En poursuivant votre navigation, vous acceptez l'utilisation de cookies destinés à des fins de mesure d'audience, à améliorer la performance de ce site et à vous proposer des services et contenus personnalisés. En savoir plus

X

L’entrepreneuriat à l’X s’accorde au féminin

À l’occasion de la journée internationale des femmes, le 8 mars, l’École polytechnique met en avant trois start-up fondées par des femmes qui évoluent au sein de son écosystème entrepreneurial : Lili.ai, Medilinx et Uniris.

De plus en plus de femmes se lancent dans l’aventure entrepreneuriale. Depuis 2015, elles sont 163 millions à avoir créé leur entreprise dans le monde, selon une étude du Global entrepreneurship monitor dévoilée en septembre dernier. Parmi elle, quatre sont passées par l’École polytechnique, en tant qu’étudiantes ou au sein de son accélérateur et de son incubateur.

Milie Taing, co-fondatrice de Lili.ai

La start-up Lili.ai, co-fondée par Milie Taing et accompagnée au sein de l’incubateur X-Tech de l’École polytechnique, utilise l’intelligence artificielle appliquée à la gestion de projets pour simplifier la vie des entreprises. Elle a développé une assistante virtuelle d’aide à la décision capable de suivre simultanément les projets menés par l’entreprise, de détecter les sources de risques et d’optimiser la priorisation des tâches. Les algorithmes, basés sur le traitement automatique du langage, ont donné leurs premiers résultats sur des données passées en réalisant l’identification des risques passés, et la reconstitution de la chronologie des dépassements et des interactions entre les divers acteurs. En parallèle, une plateforme permet aux équipes de documenter la vie du projet de manière structurée, centralisée et intuitive. L’objectif: faire parvenir la bonne information, au bon moment et à la bonne personne. Dans son développement, Lili.ai collabore avec des chercheurs des laboratoires de mathématiques de l’X. Elle est également l’une des deux dernières start-up françaises en lice pour le prestigieux IBM Watson A.I Xprize, qui s’étend sur quatre ans de compétition et dont les résultats finaux seront connus en 2020.

Alice Duranteau et Anne-Charlotte Philbert, fondatrices de Medilinx

La start-up Medilinx, créée par  Alice Duranteau et Anne-Charlotte Philbert, anciennes étudiantes du Master «Innovation technologique : ingénierie et entrepreneuriat » de l’École, s’adresse aux patients étrangers qui n’ont pas accès à des soins médicaux de qualité compte tenu du manque d’expertise dans leur pays, des temps d’attente trop élevés ou encore des coûts trop onéreux. Sa plateforme à double interface met en équation le besoin grandissant de patients étrangers pour des soins de qualité avec l’expertise médicale française. Medilinx vise d’une part à apporter aux patients l’ensemble des informations sur la pathologie concernée, une liste des médecins à forte expertise pour le traitement nécessaire et un accompagnement personnalisé complet.

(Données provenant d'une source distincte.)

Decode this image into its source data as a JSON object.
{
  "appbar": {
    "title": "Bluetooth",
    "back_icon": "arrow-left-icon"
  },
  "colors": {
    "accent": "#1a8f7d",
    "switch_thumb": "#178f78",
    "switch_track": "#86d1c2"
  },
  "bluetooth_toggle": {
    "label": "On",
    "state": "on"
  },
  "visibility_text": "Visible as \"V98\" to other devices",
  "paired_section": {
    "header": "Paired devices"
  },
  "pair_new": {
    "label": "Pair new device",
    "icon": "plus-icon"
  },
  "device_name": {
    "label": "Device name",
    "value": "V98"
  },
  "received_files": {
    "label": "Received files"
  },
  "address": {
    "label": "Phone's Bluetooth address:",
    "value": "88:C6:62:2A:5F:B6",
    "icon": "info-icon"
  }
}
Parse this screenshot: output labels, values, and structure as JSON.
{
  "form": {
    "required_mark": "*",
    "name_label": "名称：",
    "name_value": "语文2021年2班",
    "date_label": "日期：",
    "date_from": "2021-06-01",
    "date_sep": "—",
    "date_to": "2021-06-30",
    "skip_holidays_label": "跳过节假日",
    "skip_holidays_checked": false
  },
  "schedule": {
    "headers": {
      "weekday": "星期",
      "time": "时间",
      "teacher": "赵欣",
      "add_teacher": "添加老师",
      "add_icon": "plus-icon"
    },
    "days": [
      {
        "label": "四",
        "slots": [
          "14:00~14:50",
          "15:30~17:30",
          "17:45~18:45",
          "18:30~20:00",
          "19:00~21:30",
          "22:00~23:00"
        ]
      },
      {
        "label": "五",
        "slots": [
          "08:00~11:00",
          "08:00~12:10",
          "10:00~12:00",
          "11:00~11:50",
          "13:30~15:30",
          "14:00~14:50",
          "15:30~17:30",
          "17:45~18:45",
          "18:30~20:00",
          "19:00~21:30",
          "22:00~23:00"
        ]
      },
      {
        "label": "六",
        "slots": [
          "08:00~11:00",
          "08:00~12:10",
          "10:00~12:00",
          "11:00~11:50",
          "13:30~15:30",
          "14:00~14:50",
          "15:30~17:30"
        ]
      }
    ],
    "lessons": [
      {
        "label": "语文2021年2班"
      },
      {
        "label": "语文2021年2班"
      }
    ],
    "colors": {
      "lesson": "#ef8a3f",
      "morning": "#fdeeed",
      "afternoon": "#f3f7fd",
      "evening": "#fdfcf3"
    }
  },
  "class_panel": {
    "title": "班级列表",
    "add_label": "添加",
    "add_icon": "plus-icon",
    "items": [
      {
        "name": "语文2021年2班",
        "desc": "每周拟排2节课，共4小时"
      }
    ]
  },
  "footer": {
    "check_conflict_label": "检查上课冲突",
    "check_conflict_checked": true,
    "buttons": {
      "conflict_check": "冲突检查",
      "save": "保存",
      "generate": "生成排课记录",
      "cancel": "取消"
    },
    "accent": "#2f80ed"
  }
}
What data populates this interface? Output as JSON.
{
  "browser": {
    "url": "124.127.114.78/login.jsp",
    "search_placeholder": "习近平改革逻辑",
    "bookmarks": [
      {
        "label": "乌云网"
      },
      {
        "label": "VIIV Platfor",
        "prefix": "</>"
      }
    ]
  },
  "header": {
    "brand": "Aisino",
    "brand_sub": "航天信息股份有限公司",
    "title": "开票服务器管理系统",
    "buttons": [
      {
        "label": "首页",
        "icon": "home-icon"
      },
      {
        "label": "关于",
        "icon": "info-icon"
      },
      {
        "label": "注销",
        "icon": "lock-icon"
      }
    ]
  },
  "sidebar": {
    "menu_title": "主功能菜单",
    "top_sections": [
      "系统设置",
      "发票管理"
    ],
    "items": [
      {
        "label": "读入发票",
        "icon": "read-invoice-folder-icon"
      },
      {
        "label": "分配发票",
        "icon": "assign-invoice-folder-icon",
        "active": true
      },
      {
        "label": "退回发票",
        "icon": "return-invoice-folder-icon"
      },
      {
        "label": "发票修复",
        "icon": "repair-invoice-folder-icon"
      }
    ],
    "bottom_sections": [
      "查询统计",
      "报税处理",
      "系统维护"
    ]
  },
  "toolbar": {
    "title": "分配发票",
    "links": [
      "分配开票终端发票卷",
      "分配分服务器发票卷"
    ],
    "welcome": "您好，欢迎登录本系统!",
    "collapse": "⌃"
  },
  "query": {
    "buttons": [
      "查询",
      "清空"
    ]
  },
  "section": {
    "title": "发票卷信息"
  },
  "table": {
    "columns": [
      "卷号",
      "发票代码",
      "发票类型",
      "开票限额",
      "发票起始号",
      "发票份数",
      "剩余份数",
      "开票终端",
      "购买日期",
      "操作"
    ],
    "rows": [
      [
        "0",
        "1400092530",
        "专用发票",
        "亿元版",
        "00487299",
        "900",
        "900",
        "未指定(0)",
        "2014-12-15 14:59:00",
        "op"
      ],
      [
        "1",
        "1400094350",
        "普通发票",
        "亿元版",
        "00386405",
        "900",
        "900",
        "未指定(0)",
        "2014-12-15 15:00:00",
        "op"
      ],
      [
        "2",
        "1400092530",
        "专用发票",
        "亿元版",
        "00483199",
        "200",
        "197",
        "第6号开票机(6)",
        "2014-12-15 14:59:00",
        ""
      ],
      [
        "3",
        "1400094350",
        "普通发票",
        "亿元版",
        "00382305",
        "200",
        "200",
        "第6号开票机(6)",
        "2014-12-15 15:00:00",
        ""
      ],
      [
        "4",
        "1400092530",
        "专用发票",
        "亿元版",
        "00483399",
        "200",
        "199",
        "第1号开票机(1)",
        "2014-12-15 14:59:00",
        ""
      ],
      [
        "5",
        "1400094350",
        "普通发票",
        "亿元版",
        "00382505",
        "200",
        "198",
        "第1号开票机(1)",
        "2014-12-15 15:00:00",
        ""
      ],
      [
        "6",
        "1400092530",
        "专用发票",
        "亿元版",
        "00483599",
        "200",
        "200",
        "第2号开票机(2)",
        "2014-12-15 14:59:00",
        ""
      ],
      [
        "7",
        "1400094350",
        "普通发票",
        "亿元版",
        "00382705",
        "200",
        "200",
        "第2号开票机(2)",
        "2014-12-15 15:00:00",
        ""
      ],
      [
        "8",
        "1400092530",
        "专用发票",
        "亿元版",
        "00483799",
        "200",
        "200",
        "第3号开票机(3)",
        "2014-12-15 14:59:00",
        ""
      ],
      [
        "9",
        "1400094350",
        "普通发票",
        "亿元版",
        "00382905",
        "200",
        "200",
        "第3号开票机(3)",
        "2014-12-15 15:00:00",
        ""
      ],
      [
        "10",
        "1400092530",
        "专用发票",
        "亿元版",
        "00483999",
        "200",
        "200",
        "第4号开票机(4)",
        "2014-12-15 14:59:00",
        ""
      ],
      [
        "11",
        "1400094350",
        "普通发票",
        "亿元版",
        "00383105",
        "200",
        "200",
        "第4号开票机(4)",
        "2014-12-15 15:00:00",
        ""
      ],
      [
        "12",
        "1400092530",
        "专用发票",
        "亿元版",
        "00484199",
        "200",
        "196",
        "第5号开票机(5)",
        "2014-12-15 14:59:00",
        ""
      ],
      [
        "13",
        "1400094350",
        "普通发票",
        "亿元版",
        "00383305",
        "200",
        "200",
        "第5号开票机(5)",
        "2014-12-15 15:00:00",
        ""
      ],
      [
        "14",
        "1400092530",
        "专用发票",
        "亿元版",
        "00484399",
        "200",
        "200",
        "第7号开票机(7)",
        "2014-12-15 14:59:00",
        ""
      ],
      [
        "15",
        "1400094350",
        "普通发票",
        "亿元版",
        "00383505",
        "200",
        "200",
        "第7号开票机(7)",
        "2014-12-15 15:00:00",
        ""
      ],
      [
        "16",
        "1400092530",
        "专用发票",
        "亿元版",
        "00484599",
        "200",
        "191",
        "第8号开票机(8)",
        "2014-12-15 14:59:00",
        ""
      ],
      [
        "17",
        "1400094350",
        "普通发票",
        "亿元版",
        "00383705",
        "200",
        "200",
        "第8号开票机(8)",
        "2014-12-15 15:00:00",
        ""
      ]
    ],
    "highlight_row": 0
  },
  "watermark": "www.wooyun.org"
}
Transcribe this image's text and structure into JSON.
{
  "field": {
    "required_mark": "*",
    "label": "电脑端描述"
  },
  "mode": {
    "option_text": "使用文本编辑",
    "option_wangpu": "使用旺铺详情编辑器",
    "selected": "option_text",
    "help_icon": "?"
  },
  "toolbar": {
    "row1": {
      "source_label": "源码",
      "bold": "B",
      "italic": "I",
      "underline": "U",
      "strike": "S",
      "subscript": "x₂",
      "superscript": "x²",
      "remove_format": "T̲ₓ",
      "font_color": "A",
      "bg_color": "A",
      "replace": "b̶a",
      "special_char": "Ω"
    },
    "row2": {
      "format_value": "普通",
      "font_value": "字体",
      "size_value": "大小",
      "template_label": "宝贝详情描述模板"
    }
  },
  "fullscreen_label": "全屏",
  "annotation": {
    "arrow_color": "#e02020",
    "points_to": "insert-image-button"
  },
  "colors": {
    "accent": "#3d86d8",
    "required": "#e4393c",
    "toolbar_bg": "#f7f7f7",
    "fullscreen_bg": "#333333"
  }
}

D’autre part, cet outil constitue pour le médecin un outil organisationnel permettant de gérer l’intégralité du processus des demandes reçues. Via cette plateforme, le patient est alors pris en charge pour l’organisation logistique de son voyage en France et lors de son séjour médical.

Aina Roaseta, co-fondatrice d’Uniris

La start-up Uniris, accélérée au sein d’X-Up jusqu’à la fin du mois de mars, fournit une solution permettant de créer une identité digitale inviolable pour chaque être humain et chaque machine. Son innovation associe un dispositif biométrique infalsifiable et aussi fiable qu’un test ADN et une nouvelle génération de blockchain incassable et illimitée. La technologie d’Uniris, mise au point par ses trois fondateurs, Sébastien Dupont, Aina Raoseta et Christophe Bruno, repose sur 11 brevets et sur une infinité d’applications : authentification physique et informatique, communications sécurisées, gestion des objets connectés, services financiers (paiements sans carte), vote électronique, gestion des données santé le tout en garantissant le respect de la vie privée des utilisateurs. Ce projet s’inscrit directement dans le cadre du Réglement général sur la protection des données et plus généralement sur la reprise du contrôle des femmes et des hommes sur les technologies.